Algeria is burying on Sunday, its freedom day, the remains of 24 soldiers returned by France after 170 decades.

It is the most recent effort to settle questions connected to France’s colonial domination, which started in 1830 and stopped in 1962 following a bloody four-year liberty war.

The skulls, belonging to soldiers that perished during the 19th century, will soon be buried in Algeria’s largest Peninsula, El Alia, near Algiers’ square committed to the”martyrs of the Algerian Revolution”.

The service will be attended by Algeria’s President Abdelmadjid Tebboune.
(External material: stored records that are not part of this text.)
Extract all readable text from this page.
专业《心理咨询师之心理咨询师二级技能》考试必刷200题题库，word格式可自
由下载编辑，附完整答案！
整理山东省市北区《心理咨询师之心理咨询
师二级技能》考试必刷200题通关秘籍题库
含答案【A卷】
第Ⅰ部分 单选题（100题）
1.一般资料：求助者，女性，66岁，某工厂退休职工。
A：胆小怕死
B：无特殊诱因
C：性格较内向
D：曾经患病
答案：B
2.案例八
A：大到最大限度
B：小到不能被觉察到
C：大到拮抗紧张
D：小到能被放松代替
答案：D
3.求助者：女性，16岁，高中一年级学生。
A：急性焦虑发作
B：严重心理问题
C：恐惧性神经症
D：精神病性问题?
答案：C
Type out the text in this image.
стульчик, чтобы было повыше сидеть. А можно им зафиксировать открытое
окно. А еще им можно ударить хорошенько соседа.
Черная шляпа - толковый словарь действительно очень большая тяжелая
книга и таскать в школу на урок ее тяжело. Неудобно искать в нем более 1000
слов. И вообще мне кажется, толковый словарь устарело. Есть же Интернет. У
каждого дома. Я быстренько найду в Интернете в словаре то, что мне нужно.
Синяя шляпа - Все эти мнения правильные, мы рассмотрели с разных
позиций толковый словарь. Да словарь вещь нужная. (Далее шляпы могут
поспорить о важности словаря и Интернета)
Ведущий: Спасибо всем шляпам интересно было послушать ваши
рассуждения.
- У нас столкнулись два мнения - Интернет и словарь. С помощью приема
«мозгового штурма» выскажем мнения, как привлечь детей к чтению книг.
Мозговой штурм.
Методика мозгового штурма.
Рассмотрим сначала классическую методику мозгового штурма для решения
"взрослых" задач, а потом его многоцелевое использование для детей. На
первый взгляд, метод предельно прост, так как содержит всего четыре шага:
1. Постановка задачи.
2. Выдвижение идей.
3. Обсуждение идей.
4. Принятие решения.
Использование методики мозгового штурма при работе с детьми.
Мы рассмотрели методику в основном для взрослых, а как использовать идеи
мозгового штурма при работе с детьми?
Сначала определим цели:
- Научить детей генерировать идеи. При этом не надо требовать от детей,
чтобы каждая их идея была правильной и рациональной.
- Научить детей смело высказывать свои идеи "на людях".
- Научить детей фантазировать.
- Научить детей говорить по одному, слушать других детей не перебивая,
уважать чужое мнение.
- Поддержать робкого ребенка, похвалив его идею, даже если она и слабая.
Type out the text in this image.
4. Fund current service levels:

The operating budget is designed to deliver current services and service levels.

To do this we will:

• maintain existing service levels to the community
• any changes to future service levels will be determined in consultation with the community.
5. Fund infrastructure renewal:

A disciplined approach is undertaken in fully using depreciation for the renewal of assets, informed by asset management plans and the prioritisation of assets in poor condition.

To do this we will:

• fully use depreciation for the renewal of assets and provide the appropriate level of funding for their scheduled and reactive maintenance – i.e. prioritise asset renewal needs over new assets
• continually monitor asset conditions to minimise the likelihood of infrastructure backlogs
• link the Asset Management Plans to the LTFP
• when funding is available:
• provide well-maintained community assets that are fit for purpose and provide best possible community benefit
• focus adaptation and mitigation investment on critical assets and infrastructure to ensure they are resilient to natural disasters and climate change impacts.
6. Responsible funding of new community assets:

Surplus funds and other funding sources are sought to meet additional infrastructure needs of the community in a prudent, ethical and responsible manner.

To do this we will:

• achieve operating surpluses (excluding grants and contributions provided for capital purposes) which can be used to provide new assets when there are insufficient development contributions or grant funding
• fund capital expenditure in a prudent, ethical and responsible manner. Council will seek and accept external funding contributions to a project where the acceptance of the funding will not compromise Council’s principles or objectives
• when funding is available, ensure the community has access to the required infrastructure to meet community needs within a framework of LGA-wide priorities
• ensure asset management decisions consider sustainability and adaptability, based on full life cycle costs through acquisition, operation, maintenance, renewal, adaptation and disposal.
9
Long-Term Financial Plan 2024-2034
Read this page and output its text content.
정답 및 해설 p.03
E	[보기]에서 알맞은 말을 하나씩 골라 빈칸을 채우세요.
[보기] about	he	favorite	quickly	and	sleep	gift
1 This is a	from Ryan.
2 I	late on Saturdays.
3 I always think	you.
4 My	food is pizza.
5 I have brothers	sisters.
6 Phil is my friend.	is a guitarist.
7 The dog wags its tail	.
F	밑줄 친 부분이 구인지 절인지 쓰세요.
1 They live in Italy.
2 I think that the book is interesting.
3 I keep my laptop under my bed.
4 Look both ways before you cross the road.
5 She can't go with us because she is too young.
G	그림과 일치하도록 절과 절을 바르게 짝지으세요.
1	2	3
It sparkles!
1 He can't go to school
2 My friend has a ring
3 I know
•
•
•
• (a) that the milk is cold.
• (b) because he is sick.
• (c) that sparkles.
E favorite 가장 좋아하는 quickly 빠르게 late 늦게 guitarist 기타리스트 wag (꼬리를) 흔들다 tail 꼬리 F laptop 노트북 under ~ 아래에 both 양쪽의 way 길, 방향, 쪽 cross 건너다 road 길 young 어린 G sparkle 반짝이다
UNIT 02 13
Many, regardless of the warmth, paid tribute to the soldiers on Saturday, as their coffins, covered with the national flag, were subjected to Algiers’ Palace of Culture.

The remains included those of Sheikh Bouziane, pioneer of the 1849 Zyban uprising in southern Algeria, as well as his comrades in arms. Captured from the French, they had been taken and then beheaded.

Before the handover, their remains were retained in Paris’ National Museum of Natural History.

Algeria had formally asked them back in January 2018, together with different colonial archives.

“This gesture is part of a procedure for friendship” to cure the”wounds of the background,” that the Elysee commented on Friday.

Algeria’s president, meeting on Saturday from France 24, said that the movement could”help calm the climate” and enhance”economic relations” between the two nations, adding that there’s more that should be performed on the colonial matter.

French President Emmanuel Macron had vowed to return the bodies of their fighters during a trip to Algeria in 2017, after predicting the colonization of this nation”a crime against humanity”. Afterward in 2019, during a trip to Ivory Coast, he predicted colonialism “a grave error” and a”serious fault”.